Os ministros das Finanças do Grupo dos 20, reunidos em Riade, mantiveram um tom entre o prudente e o optimista, apontando para uma recuperação da economia mundial graças à política monetária e ao alívio das tensões comerciais. A directora-geral do FMI foi mais prudente.

O FMI projectou em Janeiro um crescimento mundial de 3,3% este ano, uma recuperação face aos 2,9% em 2019. Num cenário em que tudo volta ao normal no segundo trimestre do ano, a China crescerá 5,6% em vez de 6% e a economia mundial 3,2% em vez de 3,3%, conforme se pode ler neste comunicado do Fundo. “Todos estamos à espera de um perfil em V com uma recuperação rápida”, afirma a directora-geral do FMI Kristalina Georgieva. Mas, e eis o importante mas, “é prudente estarmos preparados para um cenário pior”.

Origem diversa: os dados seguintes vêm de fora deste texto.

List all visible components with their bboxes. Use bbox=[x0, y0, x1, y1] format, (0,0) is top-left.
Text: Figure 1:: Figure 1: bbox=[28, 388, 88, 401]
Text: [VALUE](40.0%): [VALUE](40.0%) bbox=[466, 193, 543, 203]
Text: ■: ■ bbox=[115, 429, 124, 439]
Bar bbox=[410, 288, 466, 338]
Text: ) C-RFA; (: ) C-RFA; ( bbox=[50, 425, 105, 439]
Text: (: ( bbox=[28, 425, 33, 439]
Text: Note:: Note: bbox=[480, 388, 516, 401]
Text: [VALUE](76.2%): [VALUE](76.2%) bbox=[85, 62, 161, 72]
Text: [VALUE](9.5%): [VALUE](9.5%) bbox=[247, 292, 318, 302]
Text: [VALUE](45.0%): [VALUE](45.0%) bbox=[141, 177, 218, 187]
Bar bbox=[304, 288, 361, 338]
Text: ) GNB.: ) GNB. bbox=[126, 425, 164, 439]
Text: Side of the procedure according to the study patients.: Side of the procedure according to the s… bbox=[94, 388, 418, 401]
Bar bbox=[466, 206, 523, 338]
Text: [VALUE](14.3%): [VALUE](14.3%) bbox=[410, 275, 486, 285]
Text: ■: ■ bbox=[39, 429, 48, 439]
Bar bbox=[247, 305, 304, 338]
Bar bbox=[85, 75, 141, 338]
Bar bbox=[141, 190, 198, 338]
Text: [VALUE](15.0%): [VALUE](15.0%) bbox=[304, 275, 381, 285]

Com a Zona Euro sem margem para usar a política monetária num cenário de agravamento das condições económicas e financeiras e com a Itália a ser violentamente contagiada pela epidemia numas das regiões de maior produção, as perspectivas parecem ter piorado neste fim-de-semana. Desvalorizado inicialmente pelas autoridades chinesas, desvalorizado até há pouco tempo por investidores e economistas, o Coronavírus pode ser o “cisne negro” que desencadeia a nova crise económica. Para Portugal não são, obviamente, boas notícias.